The discharge of the tissue mast cell granules in normal rats occurred within minutes at the site of infection and appeared to initiate the rapid onset of acute inflammation. The degranulation of the tissue mast cells subsided in a short time and the cells reassumed a normal histologic appearance while inflammation progressed with the formation of circumscribed lesions. In animals pretreated with compound 48/80 in which the tissue mast cells contained no granules, the onset of inflammation was briefly delayed, the intensity of the process was somewhat decreased, fibroblastic proliferation was retarded, and the fungus growth in the early lesions was increased. However, the infection did not spread and the lesions were well localized. The tissue mast cells in the diabetic and acidotic rats completely failed to discharge their cytoplasmic granules, the onset and intensity of the acute inflammatory response were markedly delayed and decreased and the infection progressed rapidly with massive fungus growth invading adjacent tissues. A relationship between the discharged tissue mast cell granules and eosinophilic granulocytes was noted since the latter were numerous among the inflammatory cell exudate in normal rats and scarce in the lesions of the diabetic animals.

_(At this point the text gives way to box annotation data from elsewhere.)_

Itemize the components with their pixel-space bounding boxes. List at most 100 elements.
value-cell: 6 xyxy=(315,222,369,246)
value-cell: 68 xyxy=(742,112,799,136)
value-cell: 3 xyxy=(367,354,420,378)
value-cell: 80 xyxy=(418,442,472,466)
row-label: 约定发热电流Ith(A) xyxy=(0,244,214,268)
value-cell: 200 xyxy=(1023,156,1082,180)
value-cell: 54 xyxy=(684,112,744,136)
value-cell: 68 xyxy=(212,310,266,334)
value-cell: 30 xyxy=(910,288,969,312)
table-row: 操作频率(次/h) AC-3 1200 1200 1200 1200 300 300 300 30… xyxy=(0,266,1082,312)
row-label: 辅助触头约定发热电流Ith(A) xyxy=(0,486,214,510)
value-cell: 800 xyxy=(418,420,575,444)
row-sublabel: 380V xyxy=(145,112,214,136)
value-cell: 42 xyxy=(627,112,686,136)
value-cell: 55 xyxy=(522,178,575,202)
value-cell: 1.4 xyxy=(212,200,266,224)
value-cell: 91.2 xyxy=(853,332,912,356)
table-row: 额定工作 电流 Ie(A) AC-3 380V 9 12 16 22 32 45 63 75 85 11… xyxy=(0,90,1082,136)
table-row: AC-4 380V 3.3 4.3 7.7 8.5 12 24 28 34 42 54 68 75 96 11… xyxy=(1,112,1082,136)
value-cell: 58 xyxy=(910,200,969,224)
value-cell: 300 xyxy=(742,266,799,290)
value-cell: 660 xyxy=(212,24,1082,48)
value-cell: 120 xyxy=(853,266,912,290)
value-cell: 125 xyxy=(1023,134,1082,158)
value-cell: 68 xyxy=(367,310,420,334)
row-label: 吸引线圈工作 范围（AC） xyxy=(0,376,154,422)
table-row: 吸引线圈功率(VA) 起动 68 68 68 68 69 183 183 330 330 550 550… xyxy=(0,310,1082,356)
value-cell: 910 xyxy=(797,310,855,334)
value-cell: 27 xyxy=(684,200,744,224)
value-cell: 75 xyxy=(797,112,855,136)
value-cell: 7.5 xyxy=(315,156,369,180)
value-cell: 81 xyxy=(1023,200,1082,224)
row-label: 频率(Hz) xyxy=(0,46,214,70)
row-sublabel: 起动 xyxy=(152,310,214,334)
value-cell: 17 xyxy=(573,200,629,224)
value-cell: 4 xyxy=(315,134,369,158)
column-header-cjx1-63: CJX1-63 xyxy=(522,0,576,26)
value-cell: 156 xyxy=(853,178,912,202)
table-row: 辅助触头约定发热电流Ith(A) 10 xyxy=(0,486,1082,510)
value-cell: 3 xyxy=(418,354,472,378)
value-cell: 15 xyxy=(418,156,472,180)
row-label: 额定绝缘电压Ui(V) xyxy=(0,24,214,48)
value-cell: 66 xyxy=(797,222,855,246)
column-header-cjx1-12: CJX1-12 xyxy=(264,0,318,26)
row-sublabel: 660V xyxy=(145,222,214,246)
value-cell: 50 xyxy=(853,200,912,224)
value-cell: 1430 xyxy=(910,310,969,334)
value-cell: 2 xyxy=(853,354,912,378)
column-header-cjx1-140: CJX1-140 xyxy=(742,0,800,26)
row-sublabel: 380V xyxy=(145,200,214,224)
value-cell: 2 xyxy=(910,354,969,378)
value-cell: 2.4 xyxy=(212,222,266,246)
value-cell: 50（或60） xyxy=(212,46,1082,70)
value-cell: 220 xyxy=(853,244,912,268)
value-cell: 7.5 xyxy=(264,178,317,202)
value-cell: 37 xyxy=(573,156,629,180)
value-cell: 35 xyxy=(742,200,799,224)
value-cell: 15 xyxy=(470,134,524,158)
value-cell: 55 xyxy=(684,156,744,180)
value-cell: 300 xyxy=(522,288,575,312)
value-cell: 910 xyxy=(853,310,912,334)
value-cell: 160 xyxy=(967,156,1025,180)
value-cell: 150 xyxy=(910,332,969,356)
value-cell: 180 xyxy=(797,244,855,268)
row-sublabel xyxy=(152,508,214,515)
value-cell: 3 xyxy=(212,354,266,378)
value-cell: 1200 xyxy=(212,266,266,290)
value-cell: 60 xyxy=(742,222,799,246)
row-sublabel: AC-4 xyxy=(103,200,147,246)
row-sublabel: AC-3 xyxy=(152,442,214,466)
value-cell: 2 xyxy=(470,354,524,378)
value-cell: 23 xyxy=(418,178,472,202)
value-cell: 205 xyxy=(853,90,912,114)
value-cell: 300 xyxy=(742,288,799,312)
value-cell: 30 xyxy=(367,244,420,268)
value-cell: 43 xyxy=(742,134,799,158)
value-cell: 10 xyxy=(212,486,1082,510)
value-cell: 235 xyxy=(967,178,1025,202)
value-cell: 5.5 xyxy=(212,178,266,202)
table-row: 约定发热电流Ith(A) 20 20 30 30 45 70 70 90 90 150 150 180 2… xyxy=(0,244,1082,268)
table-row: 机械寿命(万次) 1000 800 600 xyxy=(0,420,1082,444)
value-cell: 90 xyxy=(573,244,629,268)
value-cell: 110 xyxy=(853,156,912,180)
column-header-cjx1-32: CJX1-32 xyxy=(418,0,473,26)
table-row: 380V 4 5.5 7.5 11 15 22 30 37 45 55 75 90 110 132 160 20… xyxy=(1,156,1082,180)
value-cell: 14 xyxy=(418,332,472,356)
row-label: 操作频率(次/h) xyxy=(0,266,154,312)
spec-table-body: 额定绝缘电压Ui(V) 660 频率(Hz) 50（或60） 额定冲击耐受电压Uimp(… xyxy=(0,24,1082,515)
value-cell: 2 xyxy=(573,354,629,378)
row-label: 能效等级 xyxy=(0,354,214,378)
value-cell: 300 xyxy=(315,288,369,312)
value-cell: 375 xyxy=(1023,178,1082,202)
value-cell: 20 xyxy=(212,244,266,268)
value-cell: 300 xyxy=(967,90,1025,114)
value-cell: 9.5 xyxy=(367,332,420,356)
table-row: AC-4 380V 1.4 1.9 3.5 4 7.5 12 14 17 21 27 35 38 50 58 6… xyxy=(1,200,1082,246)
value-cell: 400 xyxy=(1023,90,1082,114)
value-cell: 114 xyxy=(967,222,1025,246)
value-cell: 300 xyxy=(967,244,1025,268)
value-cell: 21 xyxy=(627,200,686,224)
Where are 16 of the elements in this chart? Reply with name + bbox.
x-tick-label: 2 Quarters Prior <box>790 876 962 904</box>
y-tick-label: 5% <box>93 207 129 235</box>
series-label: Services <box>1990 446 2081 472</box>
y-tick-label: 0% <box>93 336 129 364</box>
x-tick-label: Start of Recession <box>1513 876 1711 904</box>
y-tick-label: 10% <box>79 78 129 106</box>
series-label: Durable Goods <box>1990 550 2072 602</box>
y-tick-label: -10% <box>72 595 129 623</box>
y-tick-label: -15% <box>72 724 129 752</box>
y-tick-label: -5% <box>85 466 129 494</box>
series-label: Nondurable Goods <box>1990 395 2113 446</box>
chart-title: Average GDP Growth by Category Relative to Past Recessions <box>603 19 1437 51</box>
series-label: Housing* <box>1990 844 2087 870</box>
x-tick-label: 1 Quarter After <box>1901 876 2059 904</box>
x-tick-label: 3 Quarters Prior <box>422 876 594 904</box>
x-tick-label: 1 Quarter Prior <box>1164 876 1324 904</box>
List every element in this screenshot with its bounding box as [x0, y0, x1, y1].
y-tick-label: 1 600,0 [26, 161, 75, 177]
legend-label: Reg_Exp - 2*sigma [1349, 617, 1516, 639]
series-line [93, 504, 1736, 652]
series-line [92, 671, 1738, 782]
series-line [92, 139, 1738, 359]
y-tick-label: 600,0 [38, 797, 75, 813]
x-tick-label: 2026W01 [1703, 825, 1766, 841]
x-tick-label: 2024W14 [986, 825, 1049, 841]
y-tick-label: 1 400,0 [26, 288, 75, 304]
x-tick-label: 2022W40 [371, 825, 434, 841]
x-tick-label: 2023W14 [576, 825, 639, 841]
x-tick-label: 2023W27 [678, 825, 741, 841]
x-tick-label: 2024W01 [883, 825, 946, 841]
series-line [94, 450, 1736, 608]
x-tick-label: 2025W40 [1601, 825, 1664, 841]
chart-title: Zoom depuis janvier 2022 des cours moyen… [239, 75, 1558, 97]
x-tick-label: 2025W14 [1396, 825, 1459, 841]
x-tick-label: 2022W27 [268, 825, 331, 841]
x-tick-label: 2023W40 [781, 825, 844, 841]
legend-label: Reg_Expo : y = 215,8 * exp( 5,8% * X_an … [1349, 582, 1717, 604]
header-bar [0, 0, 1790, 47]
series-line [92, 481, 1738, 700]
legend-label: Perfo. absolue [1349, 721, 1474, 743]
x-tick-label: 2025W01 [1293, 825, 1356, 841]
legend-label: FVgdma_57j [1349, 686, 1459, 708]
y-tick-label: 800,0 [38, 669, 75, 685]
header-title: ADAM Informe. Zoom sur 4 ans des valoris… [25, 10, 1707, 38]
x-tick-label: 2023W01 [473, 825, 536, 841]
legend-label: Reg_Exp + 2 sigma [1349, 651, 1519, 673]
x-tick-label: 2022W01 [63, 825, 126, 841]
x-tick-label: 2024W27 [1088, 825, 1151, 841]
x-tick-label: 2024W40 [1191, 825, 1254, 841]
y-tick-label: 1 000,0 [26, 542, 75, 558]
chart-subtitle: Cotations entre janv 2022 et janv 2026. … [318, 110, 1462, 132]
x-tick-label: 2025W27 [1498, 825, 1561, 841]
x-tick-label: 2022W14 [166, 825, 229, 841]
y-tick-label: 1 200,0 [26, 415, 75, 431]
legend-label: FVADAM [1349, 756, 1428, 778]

It is concluded that a function of the tissue mast cells in the normal rat is the rapid initiation of acute inflammation at the site of injury and that degranulation of these cells prior to infection somewhat delays the inflammatory response and therefore slightly diminishes host resistance. Furthermore, a severe metabolic disorder such as acute alloxan diabetes with acidosis, inhibits the normal function of the tissue mast cells, delays and decreases inflammation, and in this manner contributes to the greatly increased susceptibility of the host to infection.